The median age in the town was 27.1 years. 28.8% of residents were under the age of 18; 13.8% were between the ages of 18 and 24; 30.1% were from 25 to 44; 23% were from 45 to 64; and 4.3% were 65 years of age or older. The gender makeup of the town was 49.6% male and 50.4% female.

===2000 census===
As of the census of 2000, there were 96 people, 40 households, and 26 families living in the town. The population density was 787.3 PD/sqmi. There were 47 housing units at an average density of 385.5 /sqmi. The racial makeup of the town was 100.00% White. Hispanic or Latino of any race were 3.12% of the population.
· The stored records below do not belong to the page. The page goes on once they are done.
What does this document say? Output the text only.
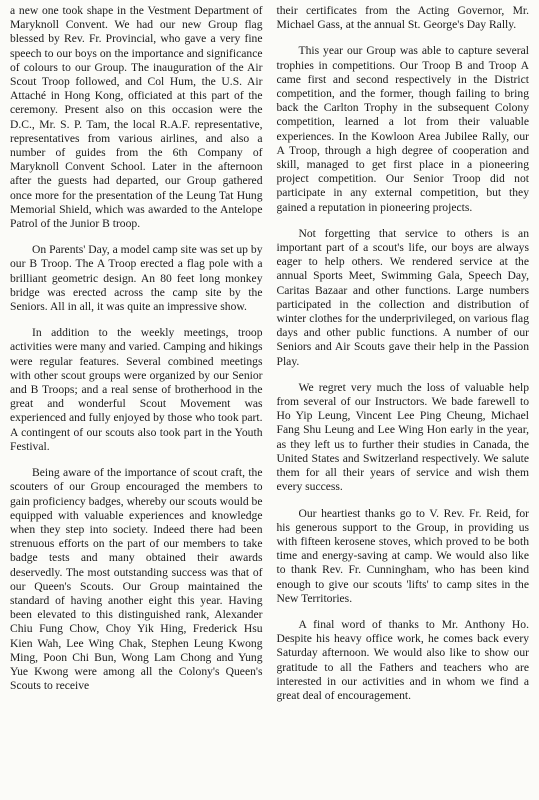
a new one took shape in the Vestment Department of Maryknoll Convent. We had our new Group flag blessed by Rev. Fr. Provincial, who gave a very fine speech to our boys on the importance and significance of colours to our Group. The inauguration of the Air Scout Troop followed, and Col Hum, the U.S. Air Attaché in Hong Kong, officiated at this part of the ceremony. Present also on this occasion were the D.C., Mr. S. P. Tam, the local R.A.F. representative, representatives from various airlines, and also a number of guides from the 6th Company of Maryknoll Convent School. Later in the afternoon after the guests had departed, our Group gathered once more for the presentation of the Leung Tat Hung Memorial Shield, which was awarded to the Antelope Patrol of the Junior B troop.

On Parents' Day, a model camp site was set up by our B Troop. The A Troop erected a flag pole with a brilliant geometric design. An 80 feet long monkey bridge was erected across the camp site by the Seniors. All in all, it was quite an impressive show.

In addition to the weekly meetings, troop activities were many and varied. Camping and hikings were regular features. Several combined meetings with other scout groups were organized by our Senior and B Troops; and a real sense of brotherhood in the great and wonderful Scout Movement was experienced and fully enjoyed by those who took part. A contingent of our scouts also took part in the Youth Festival.

Being aware of the importance of scout craft, the scouters of our Group encouraged the members to gain proficiency badges, whereby our scouts would be equipped with valuable experiences and knowledge when they step into society. Indeed there had been strenuous efforts on the part of our members to take badge tests and many obtained their awards deservedly. The most outstanding success was that of our Queen's Scouts. Our Group maintained the standard of having another eight this year. Having been elevated to this distinguished rank, Alexander Chiu Fung Chow, Choy Yik Hing, Frederick Hsu Kien Wah, Lee Wing Chak, Stephen Leung Kwong Ming, Poon Chi Bun, Wong Lam Chong and Yung Yue Kwong were among all the Colony's Queen's Scouts to receive

their certificates from the Acting Governor, Mr. Michael Gass, at the annual St. George's Day Rally.

This year our Group was able to capture several trophies in competitions. Our Troop B and Troop A came first and second respectively in the District competition, and the former, though failing to bring back the Carlton Trophy in the subsequent Colony competition, learned a lot from their valuable experiences. In the Kowloon Area Jubilee Rally, our A Troop, through a high degree of cooperation and skill, managed to get first place in a pioneering project competition. Our Senior Troop did not participate in any external competition, but they gained a reputation in pioneering projects.

Not forgetting that service to others is an important part of a scout's life, our boys are always eager to help others. We rendered service at the annual Sports Meet, Swimming Gala, Speech Day, Caritas Bazaar and other functions. Large numbers participated in the collection and distribution of winter clothes for the underprivileged, on various flag days and other public functions. A number of our Seniors and Air Scouts gave their help in the Passion Play.

We regret very much the loss of valuable help from several of our Instructors. We bade farewell to Ho Yip Leung, Vincent Lee Ping Cheung, Michael Fang Shu Leung and Lee Wing Hon early in the year, as they left us to further their studies in Canada, the United States and Switzerland respectively. We salute them for all their years of service and wish them every success.

Our heartiest thanks go to V. Rev. Fr. Reid, for his generous support to the Group, in providing us with fifteen kerosene stoves, which proved to be both time and energy-saving at camp. We would also like to thank Rev. Fr. Cunningham, who has been kind enough to give our scouts 'lifts' to camp sites in the New Territories.

A final word of thanks to Mr. Anthony Ho. Despite his heavy office work, he comes back every Saturday afternoon. We would also like to show our gratitude to all the Fathers and teachers who are interested in our activities and in whom we find a great deal of encouragement.
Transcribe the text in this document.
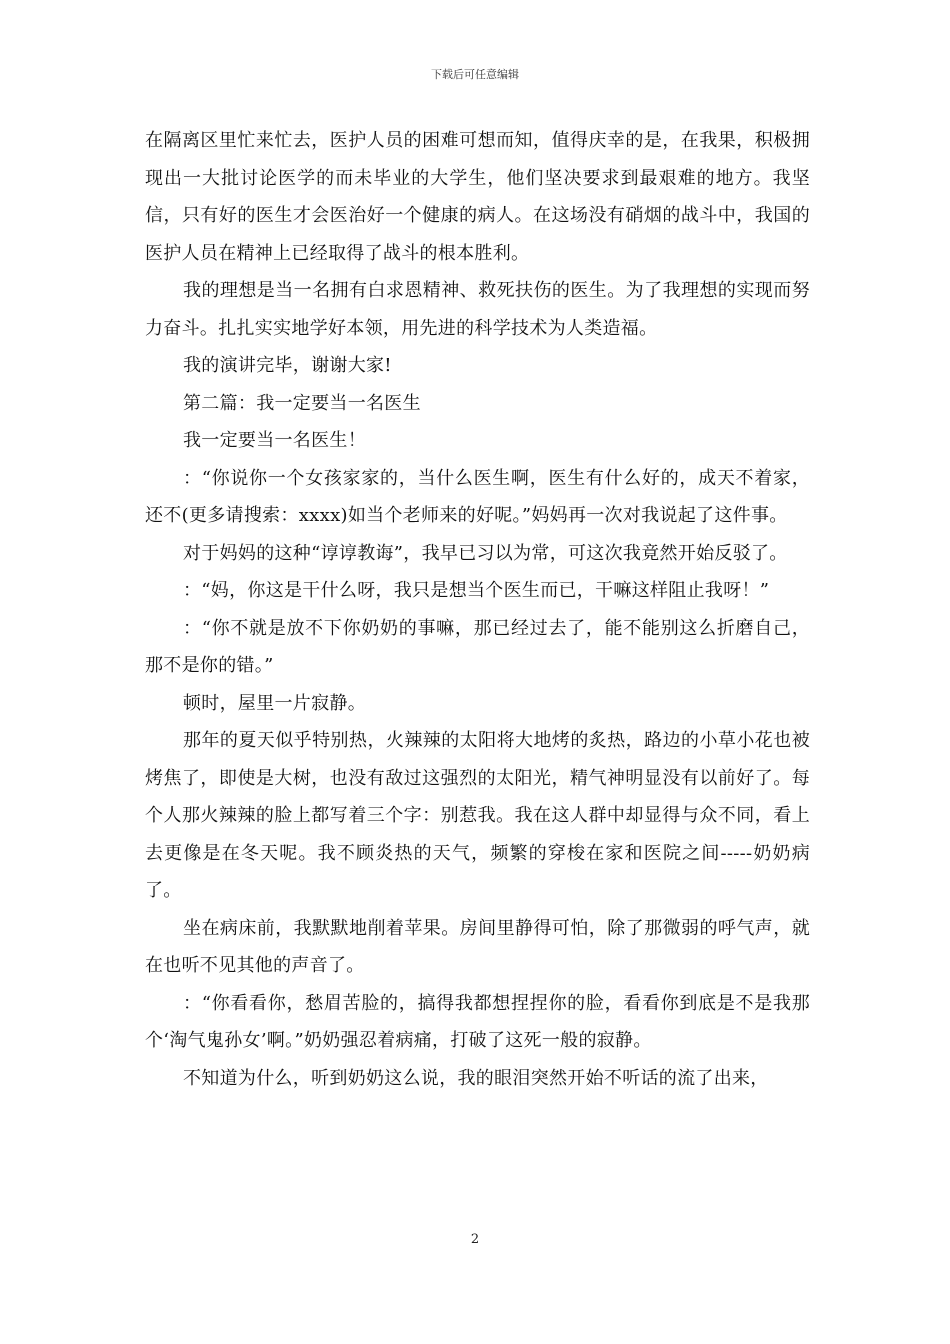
下载后可任意编辑

在隔离区里忙来忙去，医护人员的困难可想而知，值得庆幸的是，在我果，积极拥现出一大批讨论医学的而未毕业的大学生，他们坚决要求到最艰难的地方。我坚信，只有好的医生才会医治好一个健康的病人。在这场没有硝烟的战斗中，我国的医护人员在精神上已经取得了战斗的根本胜利。

我的理想是当一名拥有白求恩精神、救死扶伤的医生。为了我理想的实现而努力奋斗。扎扎实实地学好本领，用先进的科学技术为人类造福。

我的演讲完毕，谢谢大家!

第二篇：我一定要当一名医生

我一定要当一名医生！

：“你说你一个女孩家家的，当什么医生啊，医生有什么好的，成天不着家，还不(更多请搜索：xxxx)如当个老师来的好呢。”妈妈再一次对我说起了这件事。

对于妈妈的这种“谆谆教诲”，我早已习以为常，可这次我竟然开始反驳了。

：“妈，你这是干什么呀，我只是想当个医生而已，干嘛这样阻止我呀！”

：“你不就是放不下你奶奶的事嘛，那已经过去了，能不能别这么折磨自己，那不是你的错。”

顿时，屋里一片寂静。

那年的夏天似乎特别热，火辣辣的太阳将大地烤的炙热，路边的小草小花也被烤焦了，即使是大树，也没有敌过这强烈的太阳光，精气神明显没有以前好了。每个人那火辣辣的脸上都写着三个字：别惹我。我在这人群中却显得与众不同，看上去更像是在冬天呢。我不顾炎热的天气，频繁的穿梭在家和医院之间-----奶奶病了。

坐在病床前，我默默地削着苹果。房间里静得可怕，除了那微弱的呼气声，就在也听不见其他的声音了。

：“你看看你，愁眉苦脸的，搞得我都想捏捏你的脸，看看你到底是不是我那个‘淘气鬼孙女’啊。”奶奶强忍着病痛，打破了这死一般的寂静。

不知道为什么，听到奶奶这么说，我的眼泪突然开始不听话的流了出来，

2
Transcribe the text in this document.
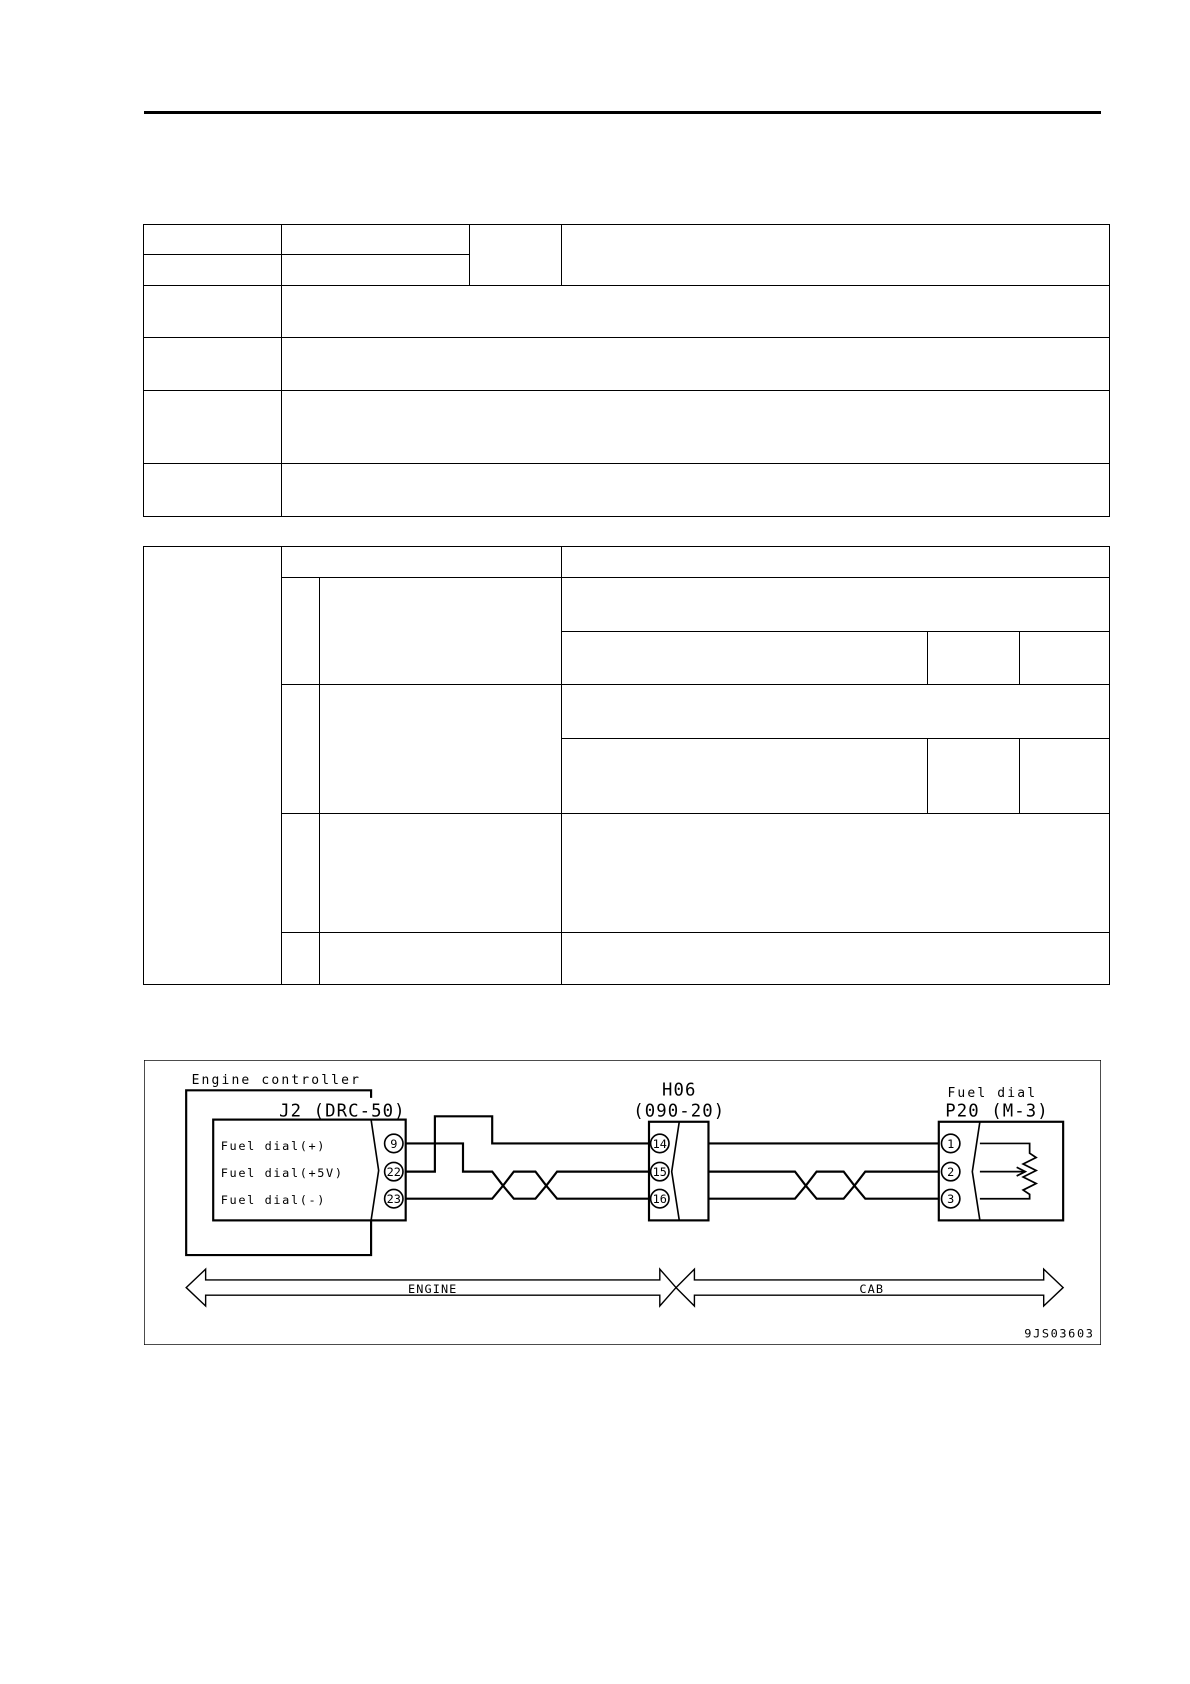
Engine controller
J2 (DRC-50)
Fuel dial(+)
Fuel dial(+5V)
Fuel dial(-)
9
22
23
H06
(090-20)
14
15
16
Fuel dial
P20 (M-3)
1
2
3
ENGINE	CAB
9JS03603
There were 40 households, out of which 32.5% had children under the age of 18 living with them, 45.0% were married couples living together, 15.0% had a female householder with no husband present, and 35.0% were non-families. 32.5% of all households were made up of individuals, and 10.0% had someone living alone who was 65 years of age or older. The average household size was 2.40 and the average family size was 3.04.

In the town, the population was spread out, with 27.1% under the age of 18, 9.4% from 18 to 24, 31.3% from 25 to 44, 25.0% from 45 to 64, and 7.3% who were 65 years of age or older. The median age was 31 years. For every 100 females, there were 95.9 males. For every 100 females age 18 and over, there were 84.2 males.

The median income for a household in the town was $53,214, and the median income for a family was $57,500. Males had a median income of $38,250 versus $23,333 for females. The per capita income for the town was $20,315. There were no families and 2.1% of the population living below the poverty line, including no under eighteens and none of those over 64.

==Education==
Yeoman has a public library, a branch of the Delphi Public Library.